COP 26: le temps des metamorphoses
Le travail de décryptage de la COP 26 doit se poursuivre . Nous relayons ici un extrait du décryptage fait par Bettina Laville présidente du Comité 21. Demain nous reviendrons sur la deuxième semaine de la COP , celle de l’abandon des pays pauvres et des risques planétaires. Dans cet extrait , une part d’analyse de l’évolution économique du monde riche
« Dans la négociation même, dans le Pacte, et dans les différents engagements, les grands secteurs industriels et techniques sont très présents ; il ne faut pas s’en étonner, car, si nous sommes au temps des « solutions », les changements de modèles industriels sont au cœur des solutions……
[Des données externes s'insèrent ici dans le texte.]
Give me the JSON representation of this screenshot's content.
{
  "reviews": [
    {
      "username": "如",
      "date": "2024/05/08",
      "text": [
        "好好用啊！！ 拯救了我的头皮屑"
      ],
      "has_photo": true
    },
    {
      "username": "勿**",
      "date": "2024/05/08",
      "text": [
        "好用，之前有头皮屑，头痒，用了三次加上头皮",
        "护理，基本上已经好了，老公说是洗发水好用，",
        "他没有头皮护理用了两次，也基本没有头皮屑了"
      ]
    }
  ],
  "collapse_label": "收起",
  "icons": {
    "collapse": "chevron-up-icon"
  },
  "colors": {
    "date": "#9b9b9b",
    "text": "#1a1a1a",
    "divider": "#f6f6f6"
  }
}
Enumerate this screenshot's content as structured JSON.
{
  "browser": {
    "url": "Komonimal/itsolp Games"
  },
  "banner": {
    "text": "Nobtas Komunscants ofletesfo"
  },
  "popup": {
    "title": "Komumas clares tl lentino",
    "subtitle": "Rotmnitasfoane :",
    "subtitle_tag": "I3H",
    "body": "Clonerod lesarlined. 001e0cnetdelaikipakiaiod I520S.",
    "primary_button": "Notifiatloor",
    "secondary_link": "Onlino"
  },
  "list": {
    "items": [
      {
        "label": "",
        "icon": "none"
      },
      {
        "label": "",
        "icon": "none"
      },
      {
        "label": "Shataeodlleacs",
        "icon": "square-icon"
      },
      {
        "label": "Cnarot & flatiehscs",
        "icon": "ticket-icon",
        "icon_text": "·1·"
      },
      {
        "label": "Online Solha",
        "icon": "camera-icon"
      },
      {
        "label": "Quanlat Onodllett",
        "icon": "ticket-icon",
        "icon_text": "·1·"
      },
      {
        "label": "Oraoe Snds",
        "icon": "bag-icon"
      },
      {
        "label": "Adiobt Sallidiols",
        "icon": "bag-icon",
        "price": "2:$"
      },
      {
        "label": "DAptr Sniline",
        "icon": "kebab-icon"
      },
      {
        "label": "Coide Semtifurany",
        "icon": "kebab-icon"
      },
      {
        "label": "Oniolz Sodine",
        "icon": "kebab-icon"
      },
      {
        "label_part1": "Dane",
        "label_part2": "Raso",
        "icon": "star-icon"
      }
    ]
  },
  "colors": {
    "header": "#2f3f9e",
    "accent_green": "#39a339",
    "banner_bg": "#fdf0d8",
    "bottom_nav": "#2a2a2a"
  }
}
Au-delà de la présence industrielle finalement compréhensible, il faut remarquer qu’en face de la faiblesse des engagements des Etats, la souplesse du secteur privé marque des points, si bien qu’Adam Tooze, professeur à Columbia University, note avec raison dans The Guardian que, plutôt que de tenter un grand marché litigieux, la nouvelle clé est de « trouver des coalitions de volontaires et de conduire le changement secteur par secteur, en augmentant l’ambition à travers des rondes répétées de négociation. » Il démontre que, aussi bien pour les actions étatiques que pour les actions du secteur privé, le temps de la sectorisation est venu, à partir en particulier du discours de l’envoyé spécial des USA, John Kerry . Mais il ne cache pas les questions que cela pose : « Une série de mesures ad hoc aboutira-t-elle à une solution globale adéquate ? De plus, tous les accords ne peuvent pas être gagnant-gagnant. Comment les compromis difficiles seront-ils combattus ? Quels intérêts seront servis ? La réponse des pragmatiques est qu’aucune réponse générale ne peut être donnée à l’avance. La preuve du pudding est dans l’alimentation. Ce n’est pas vraiment une réponse. Mais, comme l’atteste la COP 26, c’est peut-être le seul réaliste. »
Finalement, les deux lectures de la COP sont là : une première COP pragmatique, ou la première COP de la résignation.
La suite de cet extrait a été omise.